System Design: A/B Testing Platform — Experiment Assignment, Metric Collection, and Statistical Analysis

Requirements

An A/B testing platform enables product teams to run controlled experiments: show variant A to 50% of users and variant B to the other 50%, collect outcome metrics, and determine which variant wins with statistical confidence. Core requirements: consistent assignment (a user always sees the same variant), bucketing at scale (millions of assignments per second), metric collection (clicks, conversions, revenue), statistical analysis (p-values, confidence intervals), and experiment management (define, launch, stop, archive). A/B testing is how companies like Netflix, Airbnb, and LinkedIn make data-driven product decisions. Netflix runs 250+ concurrent experiments. LinkedIn runs thousands per year. This is a common system design question at data-driven product companies.

Experiment Assignment

Assignment must be: consistent (same user always gets same variant), random (no systematic bias), and fast (< 1ms, called on every page load). Hashing-based assignment: hash(user_id + experiment_id) mod 100 gives a stable bucket number 0-99. Assign users with bucket 0-49 to control, 50-99 to treatment. The hash is deterministic — same inputs always produce the same output. No state required. No database lookup needed. Algorithm: SHA-256 or MurmurHash3 (faster, non-cryptographic). Why add experiment_id to the hash: without it, users in the same 50% bucket would be in the same bucket for every experiment — introducing correlation. Combining user_id and experiment_id ensures independent assignments across experiments. Traffic allocation: flexible — 50/50, 80/20 (ramp test), 33/33/33 (three-way test). Bucket ranges are computed from the allocation percentages. Holdout groups: reserve a permanent holdout (e.g., 5% of users never see any experiment) to measure the cumulative effect of all experiments over time. Mutual exclusion: experiments on the same surface should be mutually exclusive (a user can only be in one experiment at a time). Layer-based architecture: group mutually exclusive experiments into the same layer. Each layer has non-overlapping buckets.

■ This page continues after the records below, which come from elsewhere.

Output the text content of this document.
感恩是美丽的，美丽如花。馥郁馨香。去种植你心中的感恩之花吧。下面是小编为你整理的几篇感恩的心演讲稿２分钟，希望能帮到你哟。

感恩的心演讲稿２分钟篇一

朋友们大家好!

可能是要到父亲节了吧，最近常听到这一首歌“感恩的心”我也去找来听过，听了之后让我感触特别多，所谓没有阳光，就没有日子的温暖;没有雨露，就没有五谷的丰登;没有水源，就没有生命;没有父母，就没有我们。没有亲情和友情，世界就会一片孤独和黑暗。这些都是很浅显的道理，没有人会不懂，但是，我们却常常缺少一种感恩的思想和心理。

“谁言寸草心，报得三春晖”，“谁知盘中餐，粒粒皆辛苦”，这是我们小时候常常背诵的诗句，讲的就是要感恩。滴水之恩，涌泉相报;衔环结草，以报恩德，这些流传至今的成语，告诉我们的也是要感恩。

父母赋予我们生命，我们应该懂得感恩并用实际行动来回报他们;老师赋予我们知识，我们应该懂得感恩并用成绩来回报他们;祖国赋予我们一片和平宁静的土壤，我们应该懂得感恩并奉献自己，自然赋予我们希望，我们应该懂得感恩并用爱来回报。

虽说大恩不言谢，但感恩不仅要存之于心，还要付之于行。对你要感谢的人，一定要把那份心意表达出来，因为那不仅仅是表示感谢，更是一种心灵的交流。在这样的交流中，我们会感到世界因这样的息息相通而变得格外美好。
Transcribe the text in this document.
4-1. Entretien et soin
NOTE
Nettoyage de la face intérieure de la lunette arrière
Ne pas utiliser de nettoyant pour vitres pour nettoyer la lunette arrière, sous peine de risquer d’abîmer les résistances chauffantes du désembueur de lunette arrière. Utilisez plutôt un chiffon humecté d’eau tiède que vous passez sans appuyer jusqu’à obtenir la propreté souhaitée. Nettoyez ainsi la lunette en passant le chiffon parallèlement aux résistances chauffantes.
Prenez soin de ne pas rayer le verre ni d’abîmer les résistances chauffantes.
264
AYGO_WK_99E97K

Event Collection and Metric Pipeline

Every user action that might be a metric is logged as an event: page view, click, add to cart, purchase, session duration, error. Event schema: {user_id, experiment_id, variant, event_type, timestamp, properties (JSON)}. Collection path: client SDK → event ingestion API → Kafka → stream processor → metrics store. SDK: JavaScript/mobile SDK intercepts clicks and logs events. Intercepts checkout completion for revenue metrics. Batches events (send every 5 seconds or on page unload) to reduce HTTP requests. Assignment event: logged when a user is first assigned to an experiment. All subsequent events join on user_id + experiment_id. Metric aggregation: for each experiment + variant: count of users exposed, count of conversions, sum of revenue. Pre-aggregate per hour in the stream processor (Flink). Store in ClickHouse: (experiment_id, variant, metric_name, bucket_hour, value, user_count). Dashboard queries aggregate over the desired time window.

Statistical Analysis

Goal: determine if the observed difference between variants is statistically significant or could be due to chance. Two-sample t-test for continuous metrics (revenue per user): compute t-statistic = (mean_A – mean_B) / sqrt(var_A/n_A + var_B/n_B). Convert to p-value. If p < 0.05: reject the null hypothesis (the difference is significant at 95% confidence). Chi-squared test for binary metrics (conversion rate): compare observed vs expected conversion counts. Multiple testing problem: running 10 metrics per experiment and declaring significance at p < 0.05 means a 40% chance of a false positive somewhere. Fix: Bonferroni correction (divide alpha by number of metrics: 0.05/10 = 0.005 threshold per metric) or use False Discovery Rate (Benjamini-Hochberg). Sequential testing: in traditional A/B testing, you must pre-commit to a sample size and not peek at results early — peeking inflates false positive rates. Sequential testing (e.g., always-valid p-values, mSPRT) allows continuous monitoring without inflating error rates. Power analysis: before launching an experiment, compute the required sample size to detect a minimum detectable effect (MDE) with desired power (80%) and significance (95%). Ensures the experiment collects enough data before concluding. Minimum runtime: typically 1-2 full business cycles (1-2 weeks) to account for day-of-week effects.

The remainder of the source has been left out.